Ever since tasting my first beet at Greens Restaurant in San Francisco during the summer of 2005, I’ve ordered them time and again whenever they appeared on a restaurant’s menu. Beets are so naturally sweet and appealing that most places prepare them very simply, with rich crumbles of goat cheese and a light vinaigrette. Every time I dug into one of these minimally fussed salads, I thought of how easy it would be to replicate the dish at home. I finally tried my hand at preparing beets in my own kitchen last week, and not only was it gloriously easy, but my hands weren’t the least bit stained.
This recipe for roasted beets comes from the most popular cookbook in my home, the America’s Test Kitchen Family Cookbook. When buying beets, look for bunches of uniformly sized beets so that they will roast for the same amount of time. If the beets are different sizes, remove the smaller ones from the oven as they become tender. Use this basic recipe as a starting point; the variations (Think: cheeses, herbs, nuts, vinegars) are deliciously endless.

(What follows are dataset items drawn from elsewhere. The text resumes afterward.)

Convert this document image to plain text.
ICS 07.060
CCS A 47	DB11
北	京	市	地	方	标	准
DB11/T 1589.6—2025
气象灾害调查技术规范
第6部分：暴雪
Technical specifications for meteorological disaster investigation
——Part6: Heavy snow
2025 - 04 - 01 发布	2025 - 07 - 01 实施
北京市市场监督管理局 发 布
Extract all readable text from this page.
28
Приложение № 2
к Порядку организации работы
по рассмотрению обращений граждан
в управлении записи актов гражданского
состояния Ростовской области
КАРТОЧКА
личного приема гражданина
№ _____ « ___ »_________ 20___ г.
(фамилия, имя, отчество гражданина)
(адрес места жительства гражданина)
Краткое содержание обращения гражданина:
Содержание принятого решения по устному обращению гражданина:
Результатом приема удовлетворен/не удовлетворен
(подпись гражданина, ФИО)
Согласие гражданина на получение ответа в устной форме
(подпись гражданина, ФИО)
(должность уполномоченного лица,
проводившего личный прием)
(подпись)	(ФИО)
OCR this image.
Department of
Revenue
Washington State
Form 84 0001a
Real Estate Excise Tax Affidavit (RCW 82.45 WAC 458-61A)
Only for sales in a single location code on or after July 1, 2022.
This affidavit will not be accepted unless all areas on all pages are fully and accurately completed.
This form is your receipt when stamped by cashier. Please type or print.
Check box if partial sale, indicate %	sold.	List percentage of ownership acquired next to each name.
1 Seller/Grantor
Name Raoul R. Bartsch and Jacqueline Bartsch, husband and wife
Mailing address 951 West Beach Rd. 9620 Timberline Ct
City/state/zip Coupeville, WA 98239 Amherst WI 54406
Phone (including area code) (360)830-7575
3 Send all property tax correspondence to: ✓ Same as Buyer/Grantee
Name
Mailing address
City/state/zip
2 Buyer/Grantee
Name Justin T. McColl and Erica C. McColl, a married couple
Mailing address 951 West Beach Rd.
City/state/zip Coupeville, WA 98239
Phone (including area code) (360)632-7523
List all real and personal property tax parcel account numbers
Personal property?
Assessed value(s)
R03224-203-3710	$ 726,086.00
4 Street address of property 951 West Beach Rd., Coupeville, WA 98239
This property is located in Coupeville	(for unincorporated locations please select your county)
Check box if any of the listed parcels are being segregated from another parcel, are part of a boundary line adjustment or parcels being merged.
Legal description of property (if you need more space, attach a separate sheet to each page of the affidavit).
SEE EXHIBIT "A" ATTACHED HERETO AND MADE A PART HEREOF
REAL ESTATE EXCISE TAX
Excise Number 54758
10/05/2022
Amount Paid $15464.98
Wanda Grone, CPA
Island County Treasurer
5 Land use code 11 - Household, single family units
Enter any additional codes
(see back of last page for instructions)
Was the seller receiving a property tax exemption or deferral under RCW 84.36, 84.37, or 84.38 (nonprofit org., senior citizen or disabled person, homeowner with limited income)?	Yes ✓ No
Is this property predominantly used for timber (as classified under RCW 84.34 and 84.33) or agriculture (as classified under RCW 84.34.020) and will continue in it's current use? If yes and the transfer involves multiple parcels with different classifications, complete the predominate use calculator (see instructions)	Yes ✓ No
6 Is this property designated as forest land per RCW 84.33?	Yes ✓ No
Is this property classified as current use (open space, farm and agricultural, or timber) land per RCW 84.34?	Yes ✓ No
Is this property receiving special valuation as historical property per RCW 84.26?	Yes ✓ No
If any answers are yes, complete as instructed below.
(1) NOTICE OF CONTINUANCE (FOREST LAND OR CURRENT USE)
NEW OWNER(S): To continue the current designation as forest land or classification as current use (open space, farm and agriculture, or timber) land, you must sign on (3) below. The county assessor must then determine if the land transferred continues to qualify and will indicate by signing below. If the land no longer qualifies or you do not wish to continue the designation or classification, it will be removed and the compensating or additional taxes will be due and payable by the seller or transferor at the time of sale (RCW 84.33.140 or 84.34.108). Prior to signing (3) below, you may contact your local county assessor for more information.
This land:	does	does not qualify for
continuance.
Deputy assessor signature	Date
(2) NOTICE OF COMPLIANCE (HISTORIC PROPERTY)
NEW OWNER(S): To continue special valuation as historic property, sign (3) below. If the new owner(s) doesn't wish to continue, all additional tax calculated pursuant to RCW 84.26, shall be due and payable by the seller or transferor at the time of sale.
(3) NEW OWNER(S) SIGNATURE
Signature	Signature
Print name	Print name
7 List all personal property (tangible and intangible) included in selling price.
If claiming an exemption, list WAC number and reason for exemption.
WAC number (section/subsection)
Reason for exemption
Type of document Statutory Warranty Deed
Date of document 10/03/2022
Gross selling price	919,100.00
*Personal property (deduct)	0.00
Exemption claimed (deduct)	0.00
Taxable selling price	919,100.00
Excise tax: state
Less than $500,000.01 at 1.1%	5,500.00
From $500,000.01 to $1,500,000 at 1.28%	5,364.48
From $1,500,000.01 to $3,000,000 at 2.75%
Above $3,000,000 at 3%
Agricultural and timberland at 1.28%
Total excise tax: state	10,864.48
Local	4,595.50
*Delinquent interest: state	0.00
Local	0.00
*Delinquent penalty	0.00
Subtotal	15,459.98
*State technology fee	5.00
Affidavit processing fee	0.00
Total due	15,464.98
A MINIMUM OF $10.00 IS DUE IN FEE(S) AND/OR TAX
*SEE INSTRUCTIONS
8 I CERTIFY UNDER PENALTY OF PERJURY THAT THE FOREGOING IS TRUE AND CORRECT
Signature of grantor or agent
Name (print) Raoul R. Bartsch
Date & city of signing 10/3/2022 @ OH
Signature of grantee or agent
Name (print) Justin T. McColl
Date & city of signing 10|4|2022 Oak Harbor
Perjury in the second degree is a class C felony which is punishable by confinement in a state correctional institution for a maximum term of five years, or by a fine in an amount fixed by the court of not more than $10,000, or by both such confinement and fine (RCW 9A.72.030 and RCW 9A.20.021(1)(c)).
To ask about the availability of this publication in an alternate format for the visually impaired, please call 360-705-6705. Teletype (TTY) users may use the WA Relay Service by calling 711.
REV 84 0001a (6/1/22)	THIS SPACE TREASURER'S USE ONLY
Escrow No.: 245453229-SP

- 4 medium beets (1 pound), greens discarded and scrubbed
- 2 tablespoons olive oil
Adjust an oven rack to the middle position and heat the oven to 400 degrees. Wrap the beets individually in foil (photo 2) and place them on a rimmed baking sheet. Roast until a skewer can be inserted easily into a beet, 45 minutes to 1 hour.
Remove the beets from the oven, open the foil packets, and allow to cool for 10 minutes. To peel, cradle a roasted beet in several layers of paper towels in your hands and gently rub off the skin (photos 3 and 4).
Slice the beets 1/4 inch thick, then toss with olive oil. Season with salt and pepper to taste and serve warm or at room temperature.